The market for silicon processing content is bigger than the smartphone market and is going to grow, in revenue terms, frankly faster than the smartphone market. And the other thing we really like about our core market is that there aren’t that many competitors versus the cell phone market, where you’ve got Qualcomm is the big guy, Broadcom getting into the business and a lot of other incumbents that are already scrambling for shares. I’d rather focus on the big market, where there’s a small number of competitors.

Having said that, I don’t think we can ignore in the long term what’s going on with mobility, the fact that people’s eyeballs are spending more time in front of things like tablets and smartphones. And we are ensuring that we are developing the technology that will, over time, address these markets. It’s not a ‘not-ever,’ it’s just a ‘not now’ statement.

Some pundits have said that we’re seeing a shift away from traditional computing to mobile computing. It doesn’t sound like you agree with that.

I think the tapestry is just going to get richer and richer. The PC will continue to be a device that people will use to create content, whether it’s media content or my daughter doing her homework, as an example. I think you’re going to see a proliferation of devices like smartphones and tablets that are more around basic web interaction and media consumption. I don’t view the tablet as being a replacement for a PC. I view it largely to be TAM [Total Available Market] expansion.

It’s interesting, two years ago, netbooks were all the rage and people were saying that netbooks were going to completely replace notebooks. Well, what’s happened is that the netbook market is about 20% of the notebook market and it was largely TAM expansion and you know, I think on the margin between netbooks and notebooks, there’s some overlap: 80% TAM expansion, 20% cannibalization.

You’re going to see the same thing happen with tablets, where, on the margin between netbooks and tablets, you’re going to see overlap and cannibalization.

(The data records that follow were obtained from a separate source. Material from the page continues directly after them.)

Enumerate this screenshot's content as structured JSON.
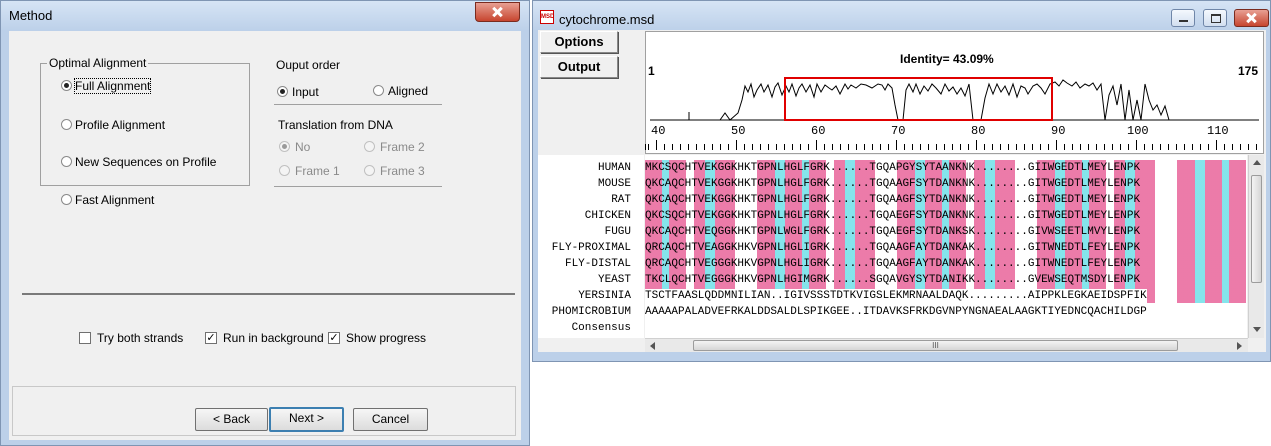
{
  "method_dialog": {
    "title": "Method",
    "optimal_group_label": "Optimal Alignment",
    "full_alignment": "Full Alignment",
    "profile_alignment": "Profile Alignment",
    "new_sequences": "New Sequences on Profile",
    "fast_alignment": "Fast Alignment",
    "output_order_label": "Ouput order",
    "input_label": "Input",
    "aligned_label": "Aligned",
    "translation_label": "Translation from DNA",
    "no_label": "No",
    "frame1": "Frame 1",
    "frame2": "Frame 2",
    "frame3": "Frame 3",
    "try_both_strands": "Try both strands",
    "run_in_background": "Run in background",
    "show_progress": "Show progress",
    "back_button": "< Back",
    "next_button": "Next >",
    "cancel_button": "Cancel",
    "state": {
      "method": "Full Alignment",
      "order": "Input",
      "translation": "No",
      "try_both": false,
      "background": true,
      "progress": true
    }
  },
  "msd_window": {
    "title": "cytochrome.msd",
    "app_icon": "MSD",
    "options_button": "Options",
    "output_button": "Output",
    "identity": "Identity= 43.09%",
    "range_start": "1",
    "range_end": "175",
    "ruler_labels": [
      "40",
      "50",
      "60",
      "70",
      "80",
      "90",
      "100",
      "110"
    ],
    "scroll_label": "III",
    "sequence_names": [
      "HUMAN",
      "MOUSE",
      "RAT",
      "CHICKEN",
      "FUGU",
      "FLY-PROXIMAL",
      "FLY-DISTAL",
      "YEAST",
      "YERSINIA",
      "PHOMICROBIUM",
      "Consensus"
    ],
    "sequences": [
      "MKCSQCHTVEKGGKHKTGPNLHGLFGRK......TGQAPGYSYTAANKNK........GIIWGEDTLMEYLENPK",
      "QKCAQCHTVEKGGKHKTGPNLHGLFGRK......TGQAAGFSYTDANKNK........GITWGEDTLMEYLENPK",
      "QKCAQCHTVEKGGKHKTGPNLHGLFGRK......TGQAAGFSYTDANKNK........GITWGEDTLMEYLENPK",
      "QKCSQCHTVEKGGKHKTGPNLHGLFGRK......TGQAEGFSYTDANKNK........GITWGEDTLMEYLENPK",
      "QKCAQCHTVEQGGKHKTGPNLWGLFGRK......TGQAEGFSYTDANKSK........GIVWSEETLMVYLENPK",
      "QRCAQCHTVEAGGKHKVGPNLHGLIGRK......TGQAAGFAYTDANKAK........GITWNEDTLFEYLENPK",
      "QRCAQCHTVEGGGKHKVGPNLHGLIGRK......TGQAAGFAYTDANKAK........GITWNEDTLFEYLENPK",
      "TKCLQCHTVEGGGKHKVGPNLHGIMGRK......SGQAVGYSYTDANIKK........GVEWSEQTMSDYLENPK",
      "TSCTFAASLQDDMNILIAN..IGIVSSSTDTKVIGSLEKMRNAALDAQK.........AIPPKLEGKAEIDSPFIK",
      "AAAAAPALADVEFRKALDDSALDLSPIKGEE..ITDAVKSFRKDGVNPYNGNAEALAAGKTIYEDNCQACHILDGP",
      ""
    ]
  }
}
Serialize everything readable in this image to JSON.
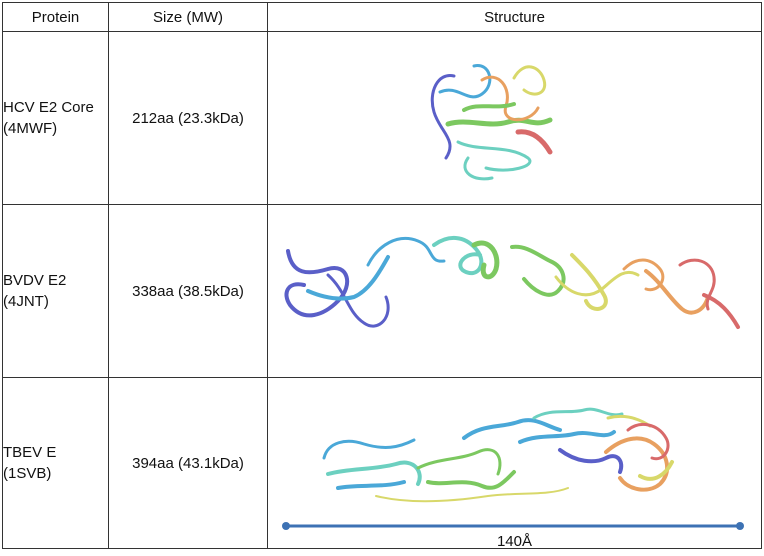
{
  "headers": {
    "protein": "Protein",
    "size": "Size (MW)",
    "structure": "Structure"
  },
  "rows": [
    {
      "protein_line1": "HCV E2 Core",
      "protein_line2": "(4MWF)",
      "size": "212aa (23.3kDa)"
    },
    {
      "protein_line1": "BVDV E2",
      "protein_line2": "(4JNT)",
      "size": "338aa (38.5kDa)"
    },
    {
      "protein_line1": "TBEV E",
      "protein_line2": "(1SVB)",
      "size": "394aa (43.1kDa)"
    }
  ],
  "scale_bar": {
    "label": "140Å",
    "color": "#3d72b4"
  },
  "ribbon_colors": [
    "#5a5fc8",
    "#4aa8d8",
    "#6cd0c0",
    "#7cc860",
    "#d8d86a",
    "#e8a060",
    "#d86a6a"
  ]
}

But, largely, that’s TAM expansion that is very good for us.  And we view the tablet market as something we’ll enter when the market gets big and we have the resources to appropriately address it.

What has the company’s settlement agreement with Intel and the proposed consent order between FTC and Intel done for fair and open competition in your particular sector?

You put all that together, and I’d summarize it as saying we now have a level opportunity to play on a level playing field. I think the playing field only levels over years because, in some ways, the culture of the industry isn’t going to change instantaneously. This is an industry in which the dominant supplier [Intel] really scared the heck out of its customers for years and intimidated those customers, and we found it, as a result, exceedingly hard to do business.

I think over time we’ve got the potential to see that culture change, and therefore AMD can compete on a more level playing field. But it’ll take time.

It sounds like that’s already happening. According to company numbers, 109 notebook models with AMD chips launched this season, nearly three times what we saw the year before. What do you think contributed to the uptick?

We started focusing much more intensively on notebook technology a couple of years ago, and the technologies that we introduced in the spring were the first noticeable results of that. These are machines that have much better battery life than we’ve had in the past.

Number two is, I think our customers are increasingly realizing the importance of graphics and video capability in the PC and notebook platforms, and what people are actually doing with them, and we look increasingly like an attractive partner to them.

The final piece is we’ve got notebook engagements with customers that we’ve never had relationships with at all … as a direct result of some of the antitrust rulings around the world.

Customers like?

Well, I don’t want to point my finger at any specific customers. We’ve got design wins that I know we got because of the air cover we got because of the FTC.

There have been rumors of AMD CPUs eventually powering MacBook Pros. What would you say to such speculation?

I never respond to customer-specific rumors at all. We’re a supplier of GPU chips to Apple today.